Arterial H+ regulation during exercise in humans

Resting arterial H+ concentration ([H+]a) is in the nanomolar range (40 ± 2 nm/L) while its production is in the millimolar range/min, with little variation from subject to subject. To determine the precision with which [H+]a is regulated during exercise, [H+]a, PaCO2 and ventilation (V˙E) were measured during progressively increasing work rate exercise in 16 normal subjects. (V˙E) increased with [H+]a, the latter attributable to PaCO2 increase below the lactic acidosis threshold (LAT) (ΔV˙E/Δ[H+]a≈15   L   min−1   nanomol−1). [H+]a and PaCO2 increased, simultaneously, as work rate was increased below LAT. PaCO2 reversed direction of change between LAT and ventilatory compensation point (VCP). Above LAT, [H+]a increase relative to (V˙E) increase was greater than below LAT. PaCO2 decreased above the LAT, while [H+]a continued to increase. Thus the exercise acidosis was converted from respiratory, below, to a metabolic, above the LAT. We conclude that [H+]a is increased and regulated over the full range of exercise, but with less sensitivity above the LAT.

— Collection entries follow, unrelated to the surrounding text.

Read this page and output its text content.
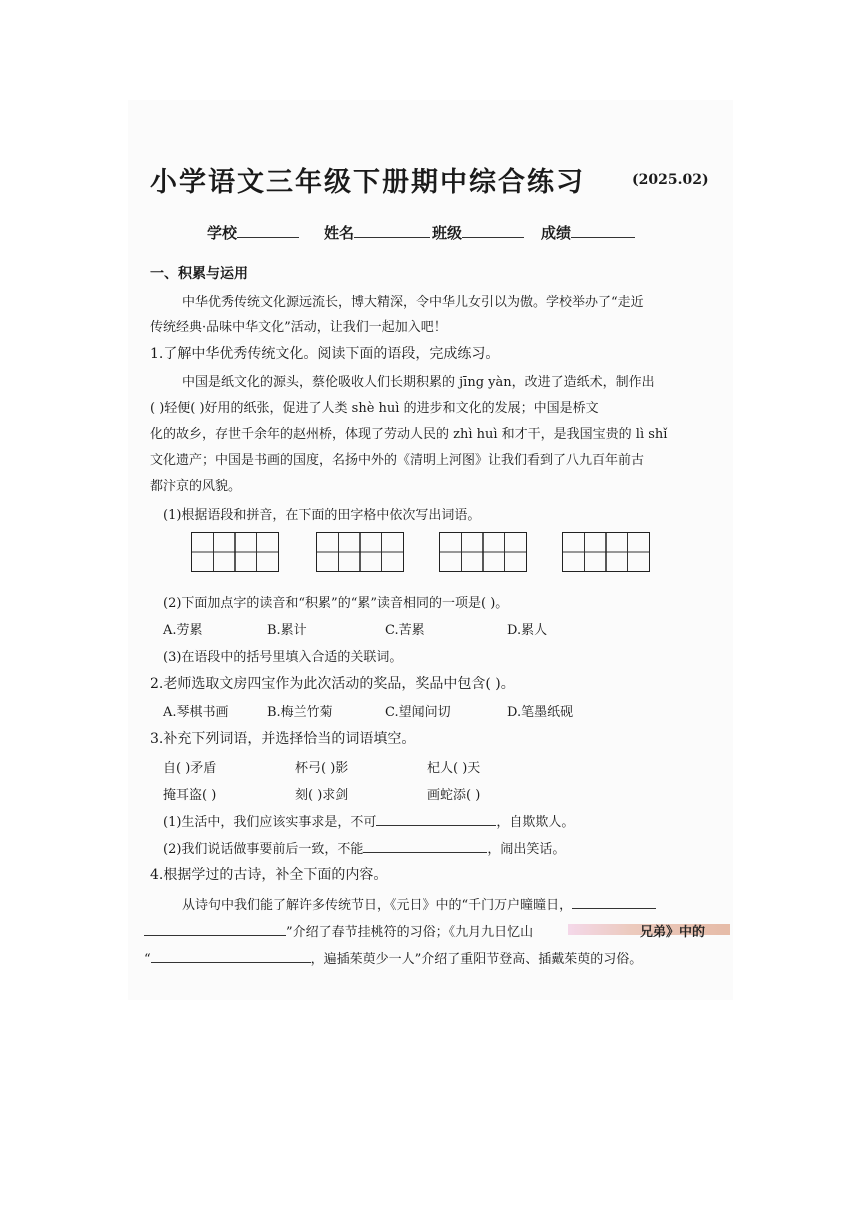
小学语文三年级下册期中综合练习	(2025.02)
学校	姓名	班级	成绩
一、积累与运用
中华优秀传统文化源远流长，博大精深，令中华儿女引以为傲。学校举办了“走近
传统经典·品味中华文化”活动，让我们一起加入吧！
1.了解中华优秀传统文化。阅读下面的语段，完成练习。
中国是纸文化的源头，蔡伦吸收人们长期积累的 jīng yàn，改进了造纸术，制作出
( )轻便( )好用的纸张，促进了人类 shè huì 的进步和文化的发展；中国是桥文
化的故乡，存世千余年的赵州桥，体现了劳动人民的 zhì huì 和才干，是我国宝贵的 lì shǐ
文化遗产；中国是书画的国度，名扬中外的《清明上河图》让我们看到了八九百年前古
都汴京的风貌。
(1)根据语段和拼音，在下面的田字格中依次写出词语。
(2)下面加点字的读音和“积累”的“累”读音相同的一项是( )。
A.劳累	B.累计	C.苦累	D.累人
(3)在语段中的括号里填入合适的关联词。
2.老师选取文房四宝作为此次活动的奖品，奖品中包含( )。
A.琴棋书画	B.梅兰竹菊	C.望闻问切	D.笔墨纸砚
3.补充下列词语，并选择恰当的词语填空。
自( )矛盾	杯弓( )影	杞人( )天
掩耳盗( )	刻( )求剑	画蛇添( )
(1)生活中，我们应该实事求是，不可	，自欺欺人。
(2)我们说话做事要前后一致，不能	，闹出笑话。
4.根据学过的古诗，补全下面的内容。
从诗句中我们能了解许多传统节日，《元日》中的“千门万户曈曈日，
”介绍了春节挂桃符的习俗；《九月九日忆山	兄弟》中的
“	，遍插茱萸少一人”介绍了重阳节登高、插戴茱萸的习俗。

► Arterial hydrogen ion ([H+]a) is tightly regulated during exercise (nanomolar range). ► VE increases with increasing [H+]a maintaining homeostasis and minimizing pH change. ► Below lactic acidosis threshold (LAT), (V˙E) increased 15 L/min/nanomol [H+]a increase. ► Above LAT, (V˙E) of CO2 from aerobic metabolism and HCO3- buffering regulated [H+]a. ► Increased (V˙E) regulates [H+]a above and below LAT by controlled exhalation of CO2.